Noroviruses are gastrointestinal pathogens that infect an estimated 21 million people per year in the United States alone. GII.4 noroviruses account for >70% of all outbreaks, making them the most clinically important genotype. GII.4 noroviruses undergo a pattern of epochal evolution, resulting in the emergence of new strains with altered antigenicity over time, complicating vaccine design. This work is relevant to norovirus vaccine design as it demonstrates the potential for development of a chimeric VLP-based vaccine platform that may broaden the protective response against multiple GII.4 strains and proposes a potential reformulation strategy to control newly emergent strains in the human population.

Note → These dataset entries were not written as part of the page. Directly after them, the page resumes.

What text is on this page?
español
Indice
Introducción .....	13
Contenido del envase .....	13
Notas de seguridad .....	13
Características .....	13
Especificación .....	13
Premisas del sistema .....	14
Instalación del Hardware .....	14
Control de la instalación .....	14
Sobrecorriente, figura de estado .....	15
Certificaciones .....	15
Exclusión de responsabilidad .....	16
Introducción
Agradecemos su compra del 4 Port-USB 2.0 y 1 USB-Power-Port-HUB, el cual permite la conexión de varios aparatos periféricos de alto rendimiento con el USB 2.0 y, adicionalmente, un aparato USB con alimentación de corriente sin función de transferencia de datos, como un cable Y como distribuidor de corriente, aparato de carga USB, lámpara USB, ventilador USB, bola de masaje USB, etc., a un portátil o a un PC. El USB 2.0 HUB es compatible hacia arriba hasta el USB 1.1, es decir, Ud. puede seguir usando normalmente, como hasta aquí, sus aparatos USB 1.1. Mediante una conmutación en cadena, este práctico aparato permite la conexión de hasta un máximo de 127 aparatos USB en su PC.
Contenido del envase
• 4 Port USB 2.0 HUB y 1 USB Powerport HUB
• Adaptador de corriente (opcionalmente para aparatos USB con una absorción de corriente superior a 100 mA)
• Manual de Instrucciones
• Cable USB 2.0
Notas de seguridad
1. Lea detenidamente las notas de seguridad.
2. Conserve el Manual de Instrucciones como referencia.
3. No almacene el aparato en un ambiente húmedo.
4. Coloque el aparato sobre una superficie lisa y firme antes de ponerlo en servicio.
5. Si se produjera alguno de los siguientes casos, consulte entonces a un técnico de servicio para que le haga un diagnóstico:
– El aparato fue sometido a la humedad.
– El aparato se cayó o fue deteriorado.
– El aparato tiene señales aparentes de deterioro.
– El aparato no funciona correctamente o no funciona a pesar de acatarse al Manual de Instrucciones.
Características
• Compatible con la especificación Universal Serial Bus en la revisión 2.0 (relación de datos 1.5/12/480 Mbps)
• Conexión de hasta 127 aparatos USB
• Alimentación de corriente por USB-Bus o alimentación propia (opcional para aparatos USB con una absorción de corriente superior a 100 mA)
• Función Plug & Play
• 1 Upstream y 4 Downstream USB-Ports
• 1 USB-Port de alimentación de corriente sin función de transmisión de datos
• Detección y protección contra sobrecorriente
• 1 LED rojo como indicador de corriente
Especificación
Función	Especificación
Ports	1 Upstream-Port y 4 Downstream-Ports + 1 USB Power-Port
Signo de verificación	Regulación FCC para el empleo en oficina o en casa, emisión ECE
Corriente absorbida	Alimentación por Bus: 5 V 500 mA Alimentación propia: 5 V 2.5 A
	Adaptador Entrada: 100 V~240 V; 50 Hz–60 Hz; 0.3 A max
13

目前尚无针对诺如病毒的许可疫苗,其研发受到阻碍,部分原因是对宿主针对这些高度异质性病毒的适应性免疫反应以及GII.4诺如病毒的快速分子进化缺乏全面了解。每2至4年就会出现一种新的主要GII.4诺如病毒株。为了解决GII.4抗原变异问题,我们检验了以下假设:基于嵌合病毒样颗粒(VLP)的疫苗平台,即将来自多个毒株的抗原决定簇整合到单一基因背景中,将引发针对当代和新出现毒株的更广泛免疫反应。在此,我们比较了嵌合VLP产生的免疫反应与亲本毒株和多价VLP混合物产生的免疫反应。结果表明,嵌合VLP诱导的交叉阻断免疫反应比单一亲本VLP更广泛,且与多价GII.4 VLP混合物的反应相似。此外,我们表明,仅将一个毒株的表位位点A整合到另一个毒株的背景中就足以诱导针对提供表位位点A的毒株的阻断反应。这提示了一种机制,通过对单个表位突变进行全人群监测,可用于评估抗原变化,从而识别潜在的新出现毒株,并在其在人群中出现时迅速重新设计针对未来流行毒株的疫苗。
诺如病毒是胃肠道病原体,仅在美国每年就感染约2100万人。GII.4诺如病毒占所有疫情爆发的70%以上,使其成为临床上最重要的基因型。GII.4诺如病毒经历阶段性进化模式,导致随着时间推移出现抗原性改变的新毒株,使疫苗设计复杂化。这项工作与诺如病毒疫苗设计相关,因为它证明了基于嵌合VLP的疫苗平台的开发潜力,该平台可能扩大针对多种GII.4毒株的保护性反应,并提出了一种潜在的重新配方策略来控制人群中新出现的毒株。